When creating an alert condition, select the is anomalous operator to have Monte Carlo detect anomalous deviations in metrics, such as:

  • Variability in evaluation scores that suggests regressions
  • Unexpected increases in word count
  • Shifts in token usage patterns
  • Emerging drift in agent behavior over time

Send notifications

Alerts can be routed to all existing notification channels already configured in Monte Carlo, so they fit naturally into your existing incident response workflows.
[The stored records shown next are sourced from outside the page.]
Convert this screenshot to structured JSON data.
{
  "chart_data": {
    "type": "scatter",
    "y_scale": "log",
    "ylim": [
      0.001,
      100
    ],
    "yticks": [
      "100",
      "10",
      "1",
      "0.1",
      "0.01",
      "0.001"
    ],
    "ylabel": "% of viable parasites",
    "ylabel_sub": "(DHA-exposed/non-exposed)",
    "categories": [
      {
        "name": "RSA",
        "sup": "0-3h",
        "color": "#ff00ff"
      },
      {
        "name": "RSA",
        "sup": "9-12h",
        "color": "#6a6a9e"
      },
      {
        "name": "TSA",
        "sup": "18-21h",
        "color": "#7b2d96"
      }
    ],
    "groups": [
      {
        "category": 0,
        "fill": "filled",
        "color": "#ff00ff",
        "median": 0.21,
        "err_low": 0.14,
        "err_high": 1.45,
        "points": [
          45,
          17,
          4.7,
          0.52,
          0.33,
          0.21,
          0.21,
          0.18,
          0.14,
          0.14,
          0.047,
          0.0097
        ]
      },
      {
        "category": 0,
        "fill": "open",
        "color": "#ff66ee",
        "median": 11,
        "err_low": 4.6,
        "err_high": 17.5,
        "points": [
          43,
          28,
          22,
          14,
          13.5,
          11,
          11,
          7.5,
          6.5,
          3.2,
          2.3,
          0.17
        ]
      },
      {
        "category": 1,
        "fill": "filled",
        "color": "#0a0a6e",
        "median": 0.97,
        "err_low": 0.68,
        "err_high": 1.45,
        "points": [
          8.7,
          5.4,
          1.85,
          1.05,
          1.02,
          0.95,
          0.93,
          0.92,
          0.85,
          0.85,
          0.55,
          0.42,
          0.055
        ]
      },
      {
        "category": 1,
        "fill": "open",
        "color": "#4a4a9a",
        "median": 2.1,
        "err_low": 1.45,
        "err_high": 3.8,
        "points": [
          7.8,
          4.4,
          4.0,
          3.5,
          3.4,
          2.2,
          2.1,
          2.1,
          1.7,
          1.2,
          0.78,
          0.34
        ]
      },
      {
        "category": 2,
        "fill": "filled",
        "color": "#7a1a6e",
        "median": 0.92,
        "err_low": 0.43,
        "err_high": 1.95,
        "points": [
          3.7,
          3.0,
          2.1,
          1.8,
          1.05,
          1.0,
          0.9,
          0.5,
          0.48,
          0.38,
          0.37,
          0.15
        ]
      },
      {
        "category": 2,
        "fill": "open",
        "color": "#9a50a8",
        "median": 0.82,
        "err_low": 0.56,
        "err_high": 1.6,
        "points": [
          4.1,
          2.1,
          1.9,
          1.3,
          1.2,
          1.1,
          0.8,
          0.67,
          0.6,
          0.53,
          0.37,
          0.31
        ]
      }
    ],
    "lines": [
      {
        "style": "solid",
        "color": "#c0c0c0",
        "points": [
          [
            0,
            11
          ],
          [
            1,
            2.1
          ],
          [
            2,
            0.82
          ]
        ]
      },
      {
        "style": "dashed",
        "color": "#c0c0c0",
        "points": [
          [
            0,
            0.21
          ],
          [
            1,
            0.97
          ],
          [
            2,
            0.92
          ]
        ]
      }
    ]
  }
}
Select which audiences should receive notifications when an anomaly is detected.

Text in the Notes section will be included directly in notifications. The "Show notes tips" dropdown includes details on how to @mention an individual or team if you are sending notifications to Slack.

Additional settings exist for customizing the description of the monitor, pre-setting a priority on any Alerts generated by the monitor, or for turning off failure notifications.